Sixième étape d'un processus qui en compte douze
Ces inspections font partie d'un processus en 12 étapes mené par l'Autorité sanitaire animale (ASA) du Japon, rattachée au MAFF, en vue de l'ouverture du marché à la viande bovine brésilienne. Selon le calendrier fixé par le gouvernement japonais, les inspections actuelles correspondent à l'étape six. Aucune visite d'abattoir n'est prévue à ce stade, l'audit portant sur le système sanitaire brésilien dans son ensemble et non sur des établissements individuels.
Une fois les inspections terminées, l'ASA rédigera des rapports d'analyse de risque et consultera son comité d'analyse du risque animal. Ce comité transmettra ses conclusions à l'ASA, qui notifiera le Brésil et fixera les exigences sanitaires pour un certificat sanitaire international (CSI) à convenir entre les deux pays.

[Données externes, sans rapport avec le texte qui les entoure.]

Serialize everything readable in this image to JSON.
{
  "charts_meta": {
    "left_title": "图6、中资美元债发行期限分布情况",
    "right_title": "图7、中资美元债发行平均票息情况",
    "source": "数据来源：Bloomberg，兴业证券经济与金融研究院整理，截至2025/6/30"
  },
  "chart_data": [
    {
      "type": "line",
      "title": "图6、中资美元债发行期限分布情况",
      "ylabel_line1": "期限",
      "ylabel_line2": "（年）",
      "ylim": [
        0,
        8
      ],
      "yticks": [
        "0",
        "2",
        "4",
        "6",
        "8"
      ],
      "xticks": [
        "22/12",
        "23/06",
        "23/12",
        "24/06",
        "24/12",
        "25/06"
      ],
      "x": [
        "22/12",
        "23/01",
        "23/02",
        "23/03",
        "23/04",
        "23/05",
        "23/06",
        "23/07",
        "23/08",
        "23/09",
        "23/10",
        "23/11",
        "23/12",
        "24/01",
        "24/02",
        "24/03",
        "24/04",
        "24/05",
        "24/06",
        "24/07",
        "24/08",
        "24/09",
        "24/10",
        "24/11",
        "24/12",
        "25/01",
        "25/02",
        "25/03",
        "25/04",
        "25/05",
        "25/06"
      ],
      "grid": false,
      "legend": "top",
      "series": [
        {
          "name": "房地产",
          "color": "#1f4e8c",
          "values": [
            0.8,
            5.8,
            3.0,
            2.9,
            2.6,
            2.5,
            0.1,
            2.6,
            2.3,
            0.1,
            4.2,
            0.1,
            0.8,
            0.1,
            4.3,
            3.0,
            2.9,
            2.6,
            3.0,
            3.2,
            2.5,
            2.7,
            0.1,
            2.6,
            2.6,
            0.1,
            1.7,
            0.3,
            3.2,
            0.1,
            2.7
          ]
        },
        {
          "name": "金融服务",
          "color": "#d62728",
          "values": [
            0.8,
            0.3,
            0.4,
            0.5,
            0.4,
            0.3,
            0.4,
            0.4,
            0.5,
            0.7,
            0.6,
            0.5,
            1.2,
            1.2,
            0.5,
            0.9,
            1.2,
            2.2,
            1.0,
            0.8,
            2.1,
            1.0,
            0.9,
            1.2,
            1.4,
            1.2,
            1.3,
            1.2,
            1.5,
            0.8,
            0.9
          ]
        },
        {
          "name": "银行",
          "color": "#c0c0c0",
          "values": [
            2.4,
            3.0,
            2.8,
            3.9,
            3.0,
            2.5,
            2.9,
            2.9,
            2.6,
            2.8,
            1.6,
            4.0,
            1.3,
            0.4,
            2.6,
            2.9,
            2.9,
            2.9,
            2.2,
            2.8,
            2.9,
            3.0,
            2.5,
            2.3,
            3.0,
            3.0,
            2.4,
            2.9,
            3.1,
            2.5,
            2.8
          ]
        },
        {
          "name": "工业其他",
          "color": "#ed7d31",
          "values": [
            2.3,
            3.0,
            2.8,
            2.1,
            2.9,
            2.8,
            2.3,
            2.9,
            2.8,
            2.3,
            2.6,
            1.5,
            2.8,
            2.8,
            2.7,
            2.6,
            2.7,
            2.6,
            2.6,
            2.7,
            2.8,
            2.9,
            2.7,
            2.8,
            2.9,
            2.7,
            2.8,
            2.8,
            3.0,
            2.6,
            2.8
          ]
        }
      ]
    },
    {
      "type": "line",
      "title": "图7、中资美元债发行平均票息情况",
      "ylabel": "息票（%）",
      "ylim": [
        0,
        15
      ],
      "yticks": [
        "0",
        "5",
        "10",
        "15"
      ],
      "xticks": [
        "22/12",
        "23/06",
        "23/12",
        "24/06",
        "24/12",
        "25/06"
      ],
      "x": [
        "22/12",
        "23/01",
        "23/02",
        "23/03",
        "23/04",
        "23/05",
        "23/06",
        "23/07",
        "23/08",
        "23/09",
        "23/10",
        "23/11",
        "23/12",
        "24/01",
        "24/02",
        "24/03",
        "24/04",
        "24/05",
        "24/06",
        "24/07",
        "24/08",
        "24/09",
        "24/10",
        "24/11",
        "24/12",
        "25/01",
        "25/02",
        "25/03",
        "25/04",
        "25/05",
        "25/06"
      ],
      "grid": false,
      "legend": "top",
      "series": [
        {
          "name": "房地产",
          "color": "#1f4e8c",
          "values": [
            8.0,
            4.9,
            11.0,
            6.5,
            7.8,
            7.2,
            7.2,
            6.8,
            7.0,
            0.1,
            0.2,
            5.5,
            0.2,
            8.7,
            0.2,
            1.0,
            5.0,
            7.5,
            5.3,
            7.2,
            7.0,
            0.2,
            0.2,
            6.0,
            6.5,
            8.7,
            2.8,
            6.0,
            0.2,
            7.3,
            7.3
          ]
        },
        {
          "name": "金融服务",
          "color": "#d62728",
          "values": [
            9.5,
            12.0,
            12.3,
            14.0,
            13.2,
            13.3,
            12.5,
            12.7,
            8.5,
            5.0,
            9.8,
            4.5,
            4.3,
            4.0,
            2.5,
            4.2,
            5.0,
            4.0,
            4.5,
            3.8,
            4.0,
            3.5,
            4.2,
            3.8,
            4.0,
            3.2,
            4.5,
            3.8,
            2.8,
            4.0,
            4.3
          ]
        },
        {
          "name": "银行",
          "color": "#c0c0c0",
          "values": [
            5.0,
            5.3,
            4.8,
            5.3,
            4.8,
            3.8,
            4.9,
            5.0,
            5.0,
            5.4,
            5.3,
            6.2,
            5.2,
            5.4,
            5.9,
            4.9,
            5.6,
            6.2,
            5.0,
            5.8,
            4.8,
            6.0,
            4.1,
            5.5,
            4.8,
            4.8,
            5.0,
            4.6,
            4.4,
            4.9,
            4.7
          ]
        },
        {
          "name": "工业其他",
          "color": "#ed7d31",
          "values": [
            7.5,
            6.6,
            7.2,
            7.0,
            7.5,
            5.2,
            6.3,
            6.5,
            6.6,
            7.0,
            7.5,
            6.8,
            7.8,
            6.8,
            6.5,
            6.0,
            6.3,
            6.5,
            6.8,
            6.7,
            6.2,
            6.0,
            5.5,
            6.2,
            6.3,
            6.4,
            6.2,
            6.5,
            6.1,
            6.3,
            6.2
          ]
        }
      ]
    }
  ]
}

L'autorité sanitaire japonaise notifiera ensuite le Brésil et engagera le processus d'agrément des abattoirs brésiliens à l'export.
Le statut indemne de fièvre aphteuse lève un obstacle majeur
La reconnaissance du Brésil comme zone indemne de fièvre aphteuse sans vaccination par l'Organisation mondiale de la santé animale (OMSA) — une exigence posée par le Japon — est perçue comme la levée de l'un des principaux obstacles aux négociations. Roberto Perosa, directeur général de l'Association brésilienne des industries exportatrices de viande (Abiec), a déclaré lors de la cérémonie de reconnaissance à Paris : « Nous avons désormais toutes les garanties demandées. Les questions techniques avancent rapidement. Le certificat de l'OMSA va nous permettre d'avancer encore davantage. »

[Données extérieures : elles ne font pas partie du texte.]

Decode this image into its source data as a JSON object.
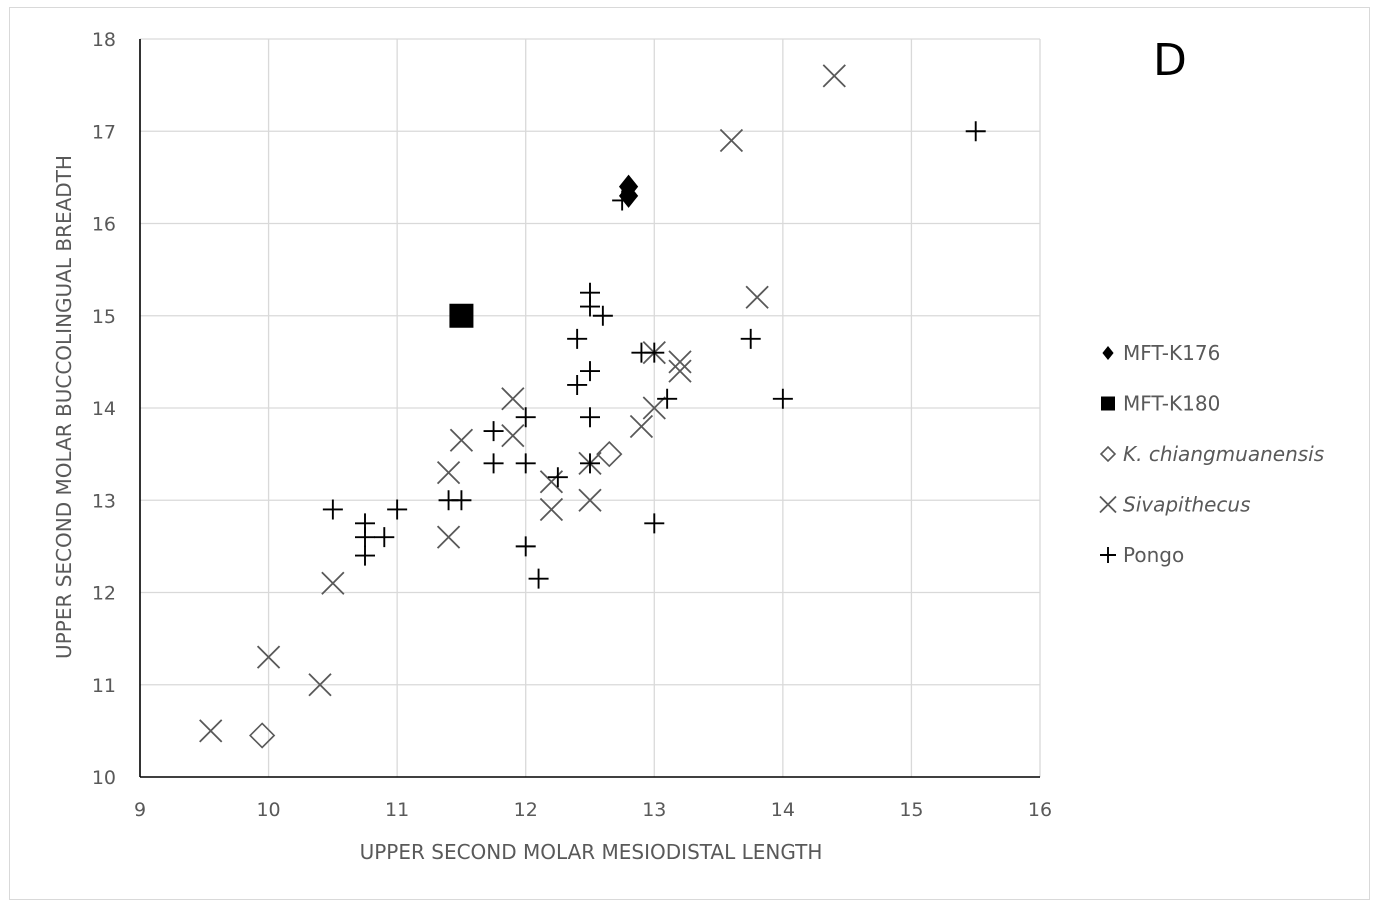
{
  "chart_data": {
    "type": "scatter",
    "panel_label": "D",
    "xlabel": "UPPER SECOND MOLAR MESIODISTAL LENGTH",
    "ylabel": "UPPER SECOND MOLAR BUCCOLINGUAL BREADTH",
    "xlim": [
      9,
      16
    ],
    "ylim": [
      10,
      18
    ],
    "x_ticks": [
      "9",
      "10",
      "11",
      "12",
      "13",
      "14",
      "15",
      "16"
    ],
    "y_ticks": [
      "10",
      "11",
      "12",
      "13",
      "14",
      "15",
      "16",
      "17",
      "18"
    ],
    "grid": true,
    "legend_position": "right",
    "series": [
      {
        "name": "MFT-K176",
        "marker": "filled-diamond",
        "italic": false,
        "color": "#000000",
        "points": [
          [
            12.8,
            16.4
          ],
          [
            12.8,
            16.3
          ]
        ]
      },
      {
        "name": "MFT-K180",
        "marker": "filled-square",
        "italic": false,
        "color": "#000000",
        "points": [
          [
            11.5,
            15.0
          ]
        ]
      },
      {
        "name": "K. chiangmuanensis",
        "marker": "open-diamond",
        "italic": true,
        "color": "#595959",
        "points": [
          [
            9.95,
            10.45
          ],
          [
            12.65,
            13.5
          ]
        ]
      },
      {
        "name": "Sivapithecus",
        "marker": "x",
        "italic": true,
        "color": "#595959",
        "points": [
          [
            9.55,
            10.5
          ],
          [
            10.0,
            11.3
          ],
          [
            10.4,
            11.0
          ],
          [
            10.5,
            12.1
          ],
          [
            11.4,
            13.3
          ],
          [
            11.4,
            12.6
          ],
          [
            11.5,
            13.65
          ],
          [
            11.9,
            14.1
          ],
          [
            11.9,
            13.7
          ],
          [
            12.2,
            12.9
          ],
          [
            12.2,
            13.2
          ],
          [
            12.5,
            13.0
          ],
          [
            12.5,
            13.4
          ],
          [
            12.9,
            13.8
          ],
          [
            13.0,
            14.0
          ],
          [
            13.0,
            14.6
          ],
          [
            13.2,
            14.5
          ],
          [
            13.2,
            14.4
          ],
          [
            13.6,
            16.9
          ],
          [
            13.8,
            15.2
          ],
          [
            14.4,
            17.6
          ]
        ]
      },
      {
        "name": "Pongo",
        "marker": "plus",
        "italic": false,
        "color": "#000000",
        "points": [
          [
            10.5,
            12.9
          ],
          [
            10.75,
            12.75
          ],
          [
            10.75,
            12.6
          ],
          [
            10.75,
            12.4
          ],
          [
            10.9,
            12.6
          ],
          [
            11.0,
            12.9
          ],
          [
            11.4,
            13.0
          ],
          [
            11.5,
            13.0
          ],
          [
            11.75,
            13.75
          ],
          [
            11.75,
            13.4
          ],
          [
            12.0,
            13.9
          ],
          [
            12.0,
            13.4
          ],
          [
            12.0,
            12.5
          ],
          [
            12.1,
            12.15
          ],
          [
            12.25,
            13.25
          ],
          [
            12.4,
            14.75
          ],
          [
            12.4,
            14.25
          ],
          [
            12.5,
            15.25
          ],
          [
            12.5,
            15.1
          ],
          [
            12.5,
            14.4
          ],
          [
            12.5,
            13.9
          ],
          [
            12.5,
            13.4
          ],
          [
            12.6,
            15.0
          ],
          [
            12.75,
            16.25
          ],
          [
            12.9,
            14.6
          ],
          [
            13.0,
            14.6
          ],
          [
            13.0,
            12.75
          ],
          [
            13.1,
            14.1
          ],
          [
            13.75,
            14.75
          ],
          [
            14.0,
            14.1
          ],
          [
            15.5,
            17.0
          ]
        ]
      }
    ]
  }
}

Roberto Perosa estime que les autorités japonaises devraient tenir compte du fait que l'ensemble du territoire brésilien bénéficie désormais de cette reconnaissance, alors que la demande précédente ne concernait que cinq États dotés du label indemne sans vaccination : le Rio Grande do Sul, Santa Catarina, le Paraná, l'Acre et le Rondônia. « Nous espérons que le Japon tiendra compte du nouveau statut sanitaire du Brésil. C'est un moment nouveau. Nous nous attendons à ce que l'ouverture soit finalisée dès cette année », a-t-il ajouté.

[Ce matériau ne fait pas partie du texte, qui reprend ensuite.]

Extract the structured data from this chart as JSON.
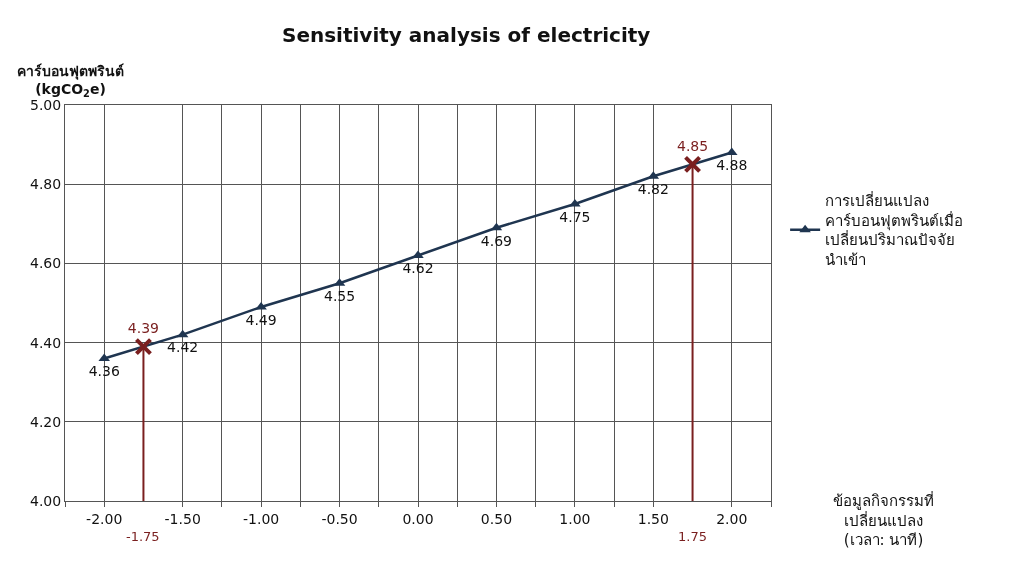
{
  "chart_data": {
    "type": "line",
    "title": "Sensitivity analysis of electricity",
    "ylabel": "คาร์บอนฟุตพรินต์\n(kgCO$_{2}$e)",
    "annotations": [
      "ข้อมูลกิจกรรมที่\nเปลี่ยนแปลง\n(เวลา: นาที)"
    ],
    "series": [
      {
        "name": "การเปลี่ยนแปลง\nคาร์บอนฟุตพรินต์เมื่อ\nเปลี่ยนปริมาณปัจจัย\nนำเข้า",
        "color": "#1f3550",
        "marker": "triangle",
        "x": [
          -2.0,
          -1.5,
          -1.0,
          -0.5,
          0.0,
          0.5,
          1.0,
          1.5,
          2.0
        ],
        "values": [
          4.36,
          4.42,
          4.49,
          4.55,
          4.62,
          4.69,
          4.75,
          4.82,
          4.88
        ],
        "value_labels": [
          "4.36",
          "4.42",
          "4.49",
          "4.55",
          "4.62",
          "4.69",
          "4.75",
          "4.82",
          "4.88"
        ]
      },
      {
        "type": "scatter",
        "color": "#7a1f1f",
        "marker": "cross",
        "x": [
          -1.75,
          1.75
        ],
        "values": [
          4.39,
          4.85
        ],
        "value_labels": [
          "4.39",
          "4.85"
        ]
      }
    ],
    "ref_lines": [
      {
        "axis": "x",
        "value": -1.75,
        "label": "-1.75",
        "color": "#7a1f1f"
      },
      {
        "axis": "x",
        "value": 1.75,
        "label": "1.75",
        "color": "#7a1f1f"
      }
    ],
    "xlim": [
      -2.25,
      2.25
    ],
    "xticks": [
      {
        "value": -2.25,
        "label": null
      },
      {
        "value": -2.0,
        "label": "-2.00"
      },
      {
        "value": -1.5,
        "label": "-1.50"
      },
      {
        "value": -1.25,
        "label": null
      },
      {
        "value": -1.0,
        "label": "-1.00"
      },
      {
        "value": -0.75,
        "label": null
      },
      {
        "value": -0.5,
        "label": "-0.50"
      },
      {
        "value": -0.25,
        "label": null
      },
      {
        "value": 0.0,
        "label": "0.00"
      },
      {
        "value": 0.25,
        "label": null
      },
      {
        "value": 0.5,
        "label": "0.50"
      },
      {
        "value": 0.75,
        "label": null
      },
      {
        "value": 1.0,
        "label": "1.00"
      },
      {
        "value": 1.25,
        "label": null
      },
      {
        "value": 1.5,
        "label": "1.50"
      },
      {
        "value": 2.0,
        "label": "2.00"
      },
      {
        "value": 2.25,
        "label": null
      }
    ],
    "ylim": [
      4.0,
      5.0
    ],
    "yticks": [
      {
        "value": 4.0,
        "label": "4.00"
      },
      {
        "value": 4.2,
        "label": "4.20"
      },
      {
        "value": 4.4,
        "label": "4.40"
      },
      {
        "value": 4.6,
        "label": "4.60"
      },
      {
        "value": 4.8,
        "label": "4.80"
      },
      {
        "value": 5.0,
        "label": "5.00"
      }
    ],
    "grid": true,
    "legend": "right",
    "line_style": "solid"
  }
}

Une ouverture du marché attendue autour de la COP-30
Des personnes suivant les discussions s'attendent à ce que le Japon annonce l'ouverture de son marché à la viande bovine brésilienne en novembre, pendant la Conférence des Nations unies sur les changements climatiques (COP-30), à Belém, dans l'État du Pará. « La décision politique d'ouverture est déjà prise, il ne reste que les procédures techniques à accomplir », a estimé une personne au fait du dossier.
Le gouvernement japonais avait promis cet audit au Brésil en mars, lors de la visite du président Luiz Inácio Lula da Silva au Japon. L'accès au marché japonais — reconnu pour ses exigences de qualité élevées, sa demande de morceaux à plus forte valeur ajoutée et ses prix rémunérateurs — est un objectif de la filière depuis plus de 20 ans. Le processus s'est accéléré l'an dernier, lorsque des parlementaires et des techniciens du gouvernement japonais se sont rendus deux fois au Brésil pour évaluer des abattoirs, la dernière visite en date remontant à octobre, en compagnie du ministre japonais de l'Agriculture.
La filière porcine brésilienne cherche elle aussi à élargir son accès au Japon, où seule la viande en provenance du Paraná est aujourd'hui autorisée. Ricardo Santin, président de l'Association brésilienne des protéines animales (ABPA), a décrit le Japon comme « un marché qui n'est pas spéculatif, qui valorise la qualité et la régularité de l'approvisionnement — un marché qui a l'habitude de payer des primes sur les exportations ».